Transatlantic Tensions Rise Over Digital Taxes

Transatlantic Tensions Rise Over Digital Taxes
A giant digital sign at Facebook's corporate headquarters campus in Menlo Park, Calif., on Oct. 23, 2019. (JOSH EDELSON/AFP via Getty Images)
Emel Akan

WASHINGTON—The dispute over digital services taxes has increased after Washington pulled out of global negotiations last week, triggering fears of a new trade war between the United States and Europe.

U.S. Trade Representative Robert Lighthizer said that Treasury Secretary Steven Mnuchin withdrew the United States from negotiations that seek to rewrite cross-border tax rules for digital trade.

“We were making no headway, and the Secretary made the decision that rather than have them go off on their own, he would just say we’re no longer involved in the negotiations,” Lighthizer said June 17, during a hearing before the House Ways and Means Committee.

Mnuchin sent a letter dated June 12 to his peers in the UK, France, Italy, and Spain, the Financial Times reported. In the letter, he expressed concern that the talks had reached an “impasse.”

“This is a time when governments around the world should focus their attention on dealing with the economic issues resulting from COVID-19,” he wrote, urging countries not to rush difficult negotiations.

He also warned that the United States would retaliate if countries take unilateral measures on digital services taxes.

Lighthizer announced on June 2 a probe into digital services taxes that are being implemented or considered by a number of U.S. trading partners, including the European Union, the UK, Spain, and Italy.

The United States vowed to “take all appropriate action” to protect U.S. companies and workers against tax discrimination, Lighthizer said in a statement.

The rapid growth in online sales around the world forced governments to determine how to tax transactions online in a country where companies sell goods and services without having a physical presence. These companies include e-commerce marketplaces, social media, cloud services, and other web-based services platforms.

The Organisation for Economic Co-operation and Development (OECD) has stepped in to coordinate talks among more than 130 member countries. The negotiations have been going for months to rewrite tax laws with a goal of reaching a solution by the end of the year. The objective of these talks is to prevent conflicting policies that have arisen unilaterally in consumption and digital services taxes.

French Finance Minister Bruno Le Maire called Mnuchin’s letter “a provocation.”

“It’s a provocation towards all the partners at the OECD, when we were centimeters away from a deal on the taxation of digital giants,” he told France Inter radio.

In January, the French government suspended its plans to implement digital taxes until the end of the year. In May, however, Le Maire said that Paris would go ahead with digital taxes this year, regardless of progress toward an international deal.

Individual countries have been implementing their own digital services taxes (DSTs), which are applied to revenues rather than profits.

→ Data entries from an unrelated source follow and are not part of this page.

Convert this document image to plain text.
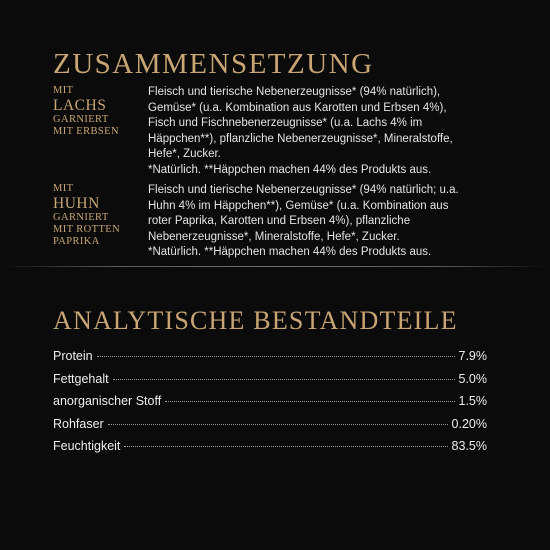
ZUSAMMENSETZUNG
MIT
LACHS
GARNIERT
MIT ERBSEN

Fleisch und tierische Nebenerzeugnisse* (94% natürlich),

Gemüse* (u.a. Kombination aus Karotten und Erbsen 4%),

Fisch und Fischnebenerzeugnisse* (u.a. Lachs 4% im

Häppchen**), pflanzliche Nebenerzeugnisse*, Mineralstoffe,

Hefe*, Zucker.

*Natürlich. **Häppchen machen 44% des Produkts aus.

MIT
HUHN
GARNIERT
MIT ROTTEN
PAPRIKA

Fleisch und tierische Nebenerzeugnisse* (94% natürlich; u.a.

Huhn 4% im Häppchen**), Gemüse* (u.a. Kombination aus

roter Paprika, Karotten und Erbsen 4%), pflanzliche

Nebenerzeugnisse*, Mineralstoffe, Hefe*, Zucker.

*Natürlich. **Häppchen machen 44% des Produkts aus.

ANALYTISCHE BESTANDTEILE
Protein	7.9%
Fettgehalt	5.0%
anorganischer Stoff	1.5%
Rohfaser	0.20%
Feuchtigkeit	83.5%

These taxes only focus on companies that have significant global and domestic earnings, so they mainly affect large American firms such as Amazon, Apple, Facebook, Google, and Microsoft, according to the Information Technology and Innovation Foundation (ITIF), a U.S. think tank.

“Although on the surface, DSTs offer equal treatment to all firms, distinguishing only according to their size and business model, most of the burden falls on a small set of foreign companies, mostly based in the United States,” ITIF stated in a report, calling it “bad policy.”

“A 3 percent tax on revenues equates to a 23 percent tax on profits for a company with a margin of 15 percent, but a 63 percent tax for one with a margin of 5 percent.”

In response to Mnuchin’s letter, European Economic Commissioner Paolo Gentiloni said that the EU would go ahead with taxing digital services if there’s no global deal, according to Reuters.

“I very much regret the U.S. move to put the brakes on international talks on taxation of the digital economy. I hope that this will be a temporary setback rather than a definitive stop,” Gentiloni said.

And if a deal proves impossible this year, he said, “we have been clear that we will come forward with a new proposal at the EU level.”

According to a report by the Tax Foundation, countries rely on “novel, but distortive and discriminatory, approaches to taxing digital businesses. These policies have the potential to lead to an economically harmful tax and trade war and should be avoided.”
Emel Akan is a senior White House correspondent for The Epoch Times, where she covers the Biden administration. Prior to this role, she covered the economic policies of the Trump administration. Previously, she worked in the financial sector as an investment banker at JPMorgan. She graduated with a master’s degree in business administration from Georgetown University.